I walked in last night to see not only kids from a couple
of high schools practicing, but black-clad
members of a production crew hanging
steel framework for lighting and camera equipment.
This equipment will be used in about
a month's time, when the meet between teams
from the USA and Europe will be telecast by the
NBC Sports Network, December 11 and 12.

Called the Mutual of Omaha "Duel in the Pool," 
the meet will bring together top swimmers 
from both the USA and Europe in the eighth renewal 
of an event that has always provided 
top-flight competition.
(Buy tickets and attend; it is an exciting,
invigorating occasion.)

Meanwhile, following the behest of our coaches,
the masters swimmers, most of whom are old enough
to be the parents of the likes of Ryan Lochte,
Missy Franklin, and Michael Phelps,
swam their workouts beneath the rigging,
as slim and fast in our minds, if not in fact,
as our elite chlorinated comrades

Monday, November 16, 2015

Kale Forest, *Aerial* View

In a small garden just outside Eskenazi Health,
there's a small stand of kale.
I suppose it is used by the little deli 
next door to make salads for their customers.
Try as I might, I just can't bring myself
to tolerate any but the most occasional serving
of the stuff; chopped up and combined
with cabbage, kale provides color and fibre
for what otherwise would be slaw.
Yuch, bleh, and good riddance.

Thursday, November 12, 2015

Hard Edge and Fuzzy

The primary colors are represented here, as well as
hard edge and fuzzy styles of painting.
I paused for a bit to enjoy the beautiful weather
during my walk to swim practice,
looking back to see the way Nature had
composed the yellow and red leaves of the trees
against the man-made (woman-designed)
contemporary stripes of the Eskenazi exterior.

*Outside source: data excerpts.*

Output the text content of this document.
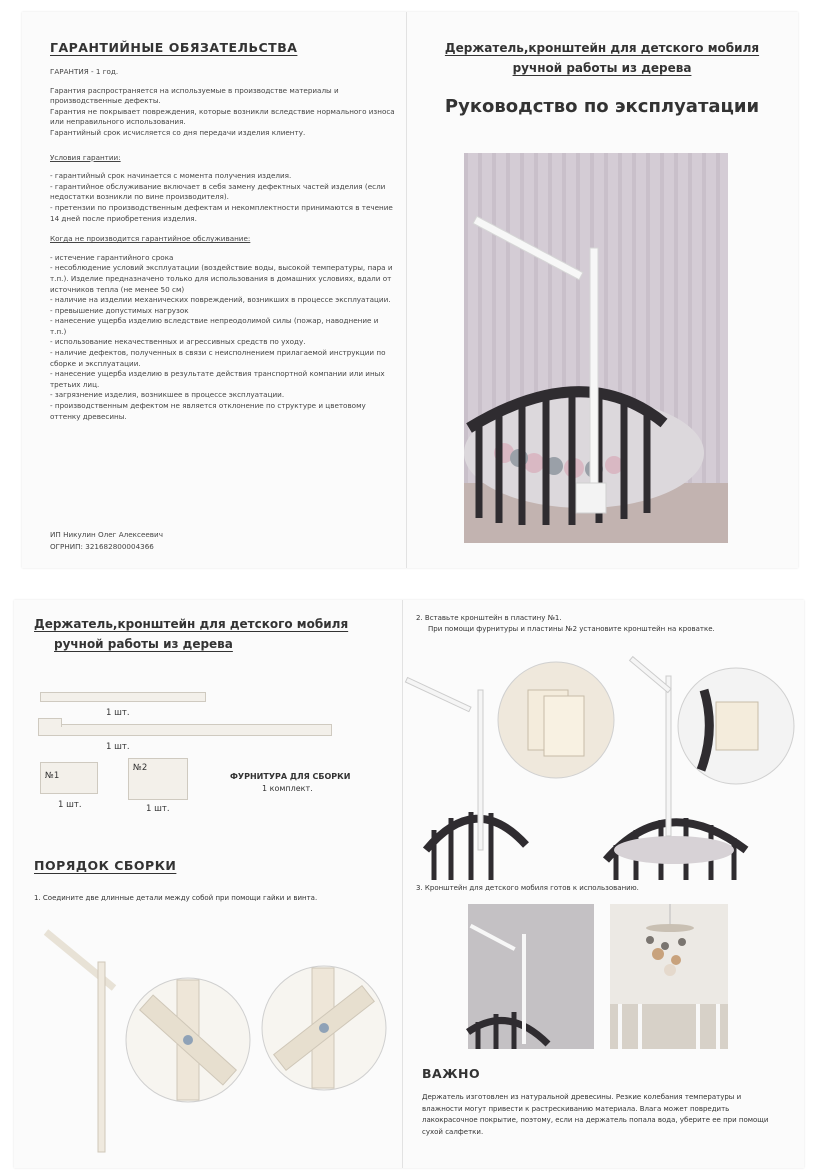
ГАРАНТИЙНЫЕ ОБЯЗАТЕЛЬСТВА
ГАРАНТИЯ - 1 год.

Гарантия распространяется на используемые в производстве материалы и производственные дефекты.

Гарантия не покрывает повреждения, которые возникли вследствие нормального износа или неправильного использования.

Гарантийный срок исчисляется со дня передачи изделия клиенту.

Условия гарантии:

- гарантийный срок начинается с момента получения изделия.

- гарантийное обслуживание включает в себя замену дефектных частей изделия (если недостатки возникли по вине производителя).

- претензии по производственным дефектам и некомплектности принимаются в течение 14 дней после приобретения изделия.

Когда не производится гарантийное обслуживание:

- истечение гарантийного срока

- несоблюдение условий эксплуатации (воздействие воды, высокой температуры, пара и т.п.). Изделие предназначено только для использования в домашних условиях, вдали от источников тепла (не менее 50 см)

- наличие на изделии механических повреждений, возникших в процессе эксплуатации.

- превышение допустимых нагрузок

- нанесение ущерба изделию вследствие непреодолимой силы (пожар, наводнение и т.п.)

- использование некачественных и агрессивных средств по уходу.

- наличие дефектов, полученных в связи с неисполнением прилагаемой инструкции по сборке и эксплуатации.

- нанесение ущерба изделию в результате действия транспортной компании или иных третьих лиц.

- загрязнение изделия, возникшее в процессе эксплуатации.

- производственным дефектом не является отклонение по структуре и цветовому оттенку древесины.

ИП Никулин Олег Алексеевич
ОГРНИП: 321682800004366
Держатель,кронштейн для детского мобиля
ручной работы из дерева
Руководство по эксплуатации
Держатель,кронштейн для детского мобиля
ручной работы из дерева
1 шт.
1 шт.
№1
1 шт.
№2
1 шт.
ФУРНИТУРА ДЛЯ СБОРКИ
1 комплект.
ПОРЯДОК СБОРКИ
1. Соедините две длинные детали между собой при помощи гайки и винта.
2. Вставьте кронштейн в пластину №1.
При помощи фурнитуры и пластины №2 установите кронштейн на кроватке.
3. Кронштейн для детского мобиля готов к использованию.
ВАЖНО
Держатель изготовлен из натуральной древесины. Резкие колебания температуры и влажности могут привести к растрескиванию материала. Влага может повредить лакокрасочное покрытие, поэтому, если на держатель попала вода, уберите ее при помощи сухой салфетки.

One of my favorite things to see is the way sunlight
can reflect off the sides of trees, causing the light to bounce
and define the lines of the trunks and limbs.
No matter how I've tried, I don't seem to be able
to show that luminescence in my pictures.
So it has to remain a secret treasure, one enjoyed 
by my eyes alone and cherished in my mind.

Monday, November 9, 2015

Flying Off the Shelves

The problem in our country is not with books being banned,
but with people no longer reading.
You don't have to burn books to destroy a culture.
Just get people to stop reading them.

The above quote is on the website of a blog-pal,
Dive of Small Glass Planet. The words were spoken by
the author of one of my favorite books, whose name
I won't reveal, out of deference to Dive's quiz.

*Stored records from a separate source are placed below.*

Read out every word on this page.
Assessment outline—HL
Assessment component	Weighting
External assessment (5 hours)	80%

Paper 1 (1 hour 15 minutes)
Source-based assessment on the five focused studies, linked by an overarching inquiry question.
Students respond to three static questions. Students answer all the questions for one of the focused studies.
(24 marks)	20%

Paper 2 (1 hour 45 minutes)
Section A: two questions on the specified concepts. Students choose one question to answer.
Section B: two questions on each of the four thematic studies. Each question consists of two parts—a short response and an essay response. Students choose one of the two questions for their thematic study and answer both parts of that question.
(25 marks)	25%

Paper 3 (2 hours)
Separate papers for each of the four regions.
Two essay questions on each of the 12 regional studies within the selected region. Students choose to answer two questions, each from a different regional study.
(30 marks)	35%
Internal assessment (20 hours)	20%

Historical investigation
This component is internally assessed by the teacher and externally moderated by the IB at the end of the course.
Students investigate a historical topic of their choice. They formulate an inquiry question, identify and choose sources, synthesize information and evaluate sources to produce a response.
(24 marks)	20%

  The installation in the main entry of the IMA,
Richard Wentworth's False Ceiling,
seems to pair perfectly with two bookcases
from The Public Collection.
While the installation is in place, the IMA
is requesting that visitors submit a guess estimating
the number of books used to create the display.
Each month, an entry will be selected 
to receive either a Dual/Family Membership 
or a $75 Museum gift card.

Just past Wentworth's installation, 
there are two additional bookcases from 
The Public Collection series. 
The one in the middle picture, called PlayStation,
is by LaShawnda Crowe Storm, and
 provides children with an irresistible invitation 
to read and play. The area in the IMA
has been made into a comfortable gathering 
place for children and other living things,
with couches, chairs and carpets where visitors 
may relax and enjoy the books and passers-by.
Adults will be fascinated by the wooden
"refrigerator" provided by Tom Torluemke.
Of course, its called Cool Books - Food for Thought.